The conclusions reached from this study can be summarized as follows:
“even though the patients in this study normally use the "Stillman"
or "Modified Stillman” techniques when brushing their
teeth. The design of the Benefit toothbrush caused these patients
to switch to the “Bass” technique with excellent results.

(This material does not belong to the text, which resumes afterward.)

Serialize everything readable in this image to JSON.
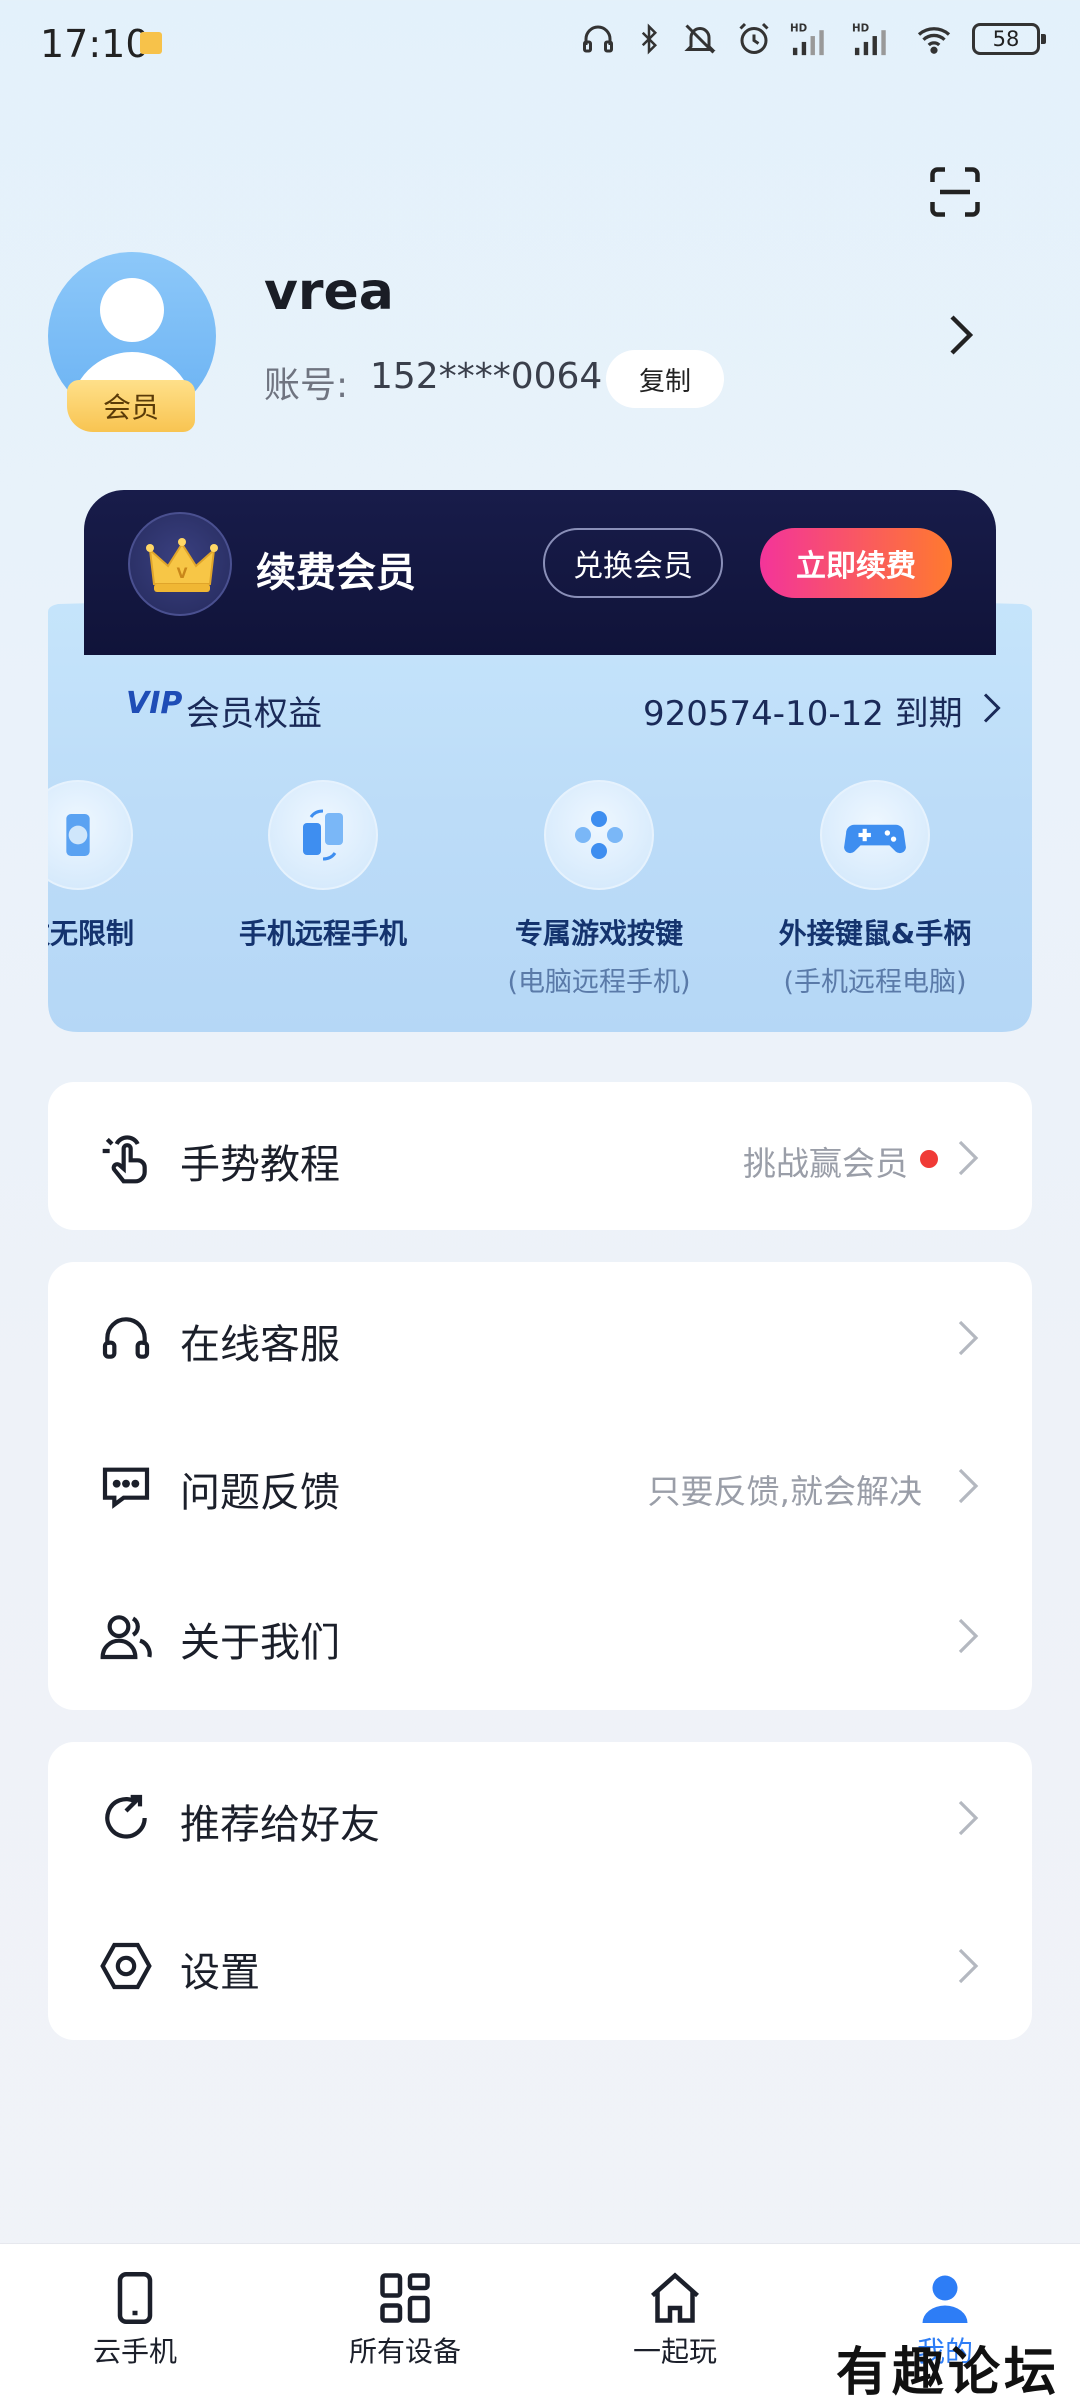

The presence of dentobacterial plaque decreased substantially by
using the Benefit toothbrush. On rotated or unpositioned teeth,
a minimal but present dentobacterial plaque was observed in the
study. Periodontal irritation, which is typically present with any
new toothbrush or initially upon changing brushing techniques (from
Stillman to Bass) was present with the Benefit toothbrush at the
start of the study. However, gingival inflammation decreased considerably
from the second up to the fourth week of the study. Furthermore,
this study recommended that the bristles that contact the gums and
sulcular area be changed to a softer gauge or that different variants
of the toothbrush be developed(1).
The overall result of the study recommended the use of the Benefit toothbrush due to the product’s success in eliminating
dentobacterial plaque from the surfaces of the teeth.”
1) Subsequent to the testing of this early prototype of the Benefit
toothbrush “soft bristles” and “medium bristles”
variants that incorporate softer bristles on the gum line row of
tufts of the side brush-heads have been developed.
American Dental Association
The Benefit toothbrush has received an accepted
rating from the American Dental Association, (“ADA”).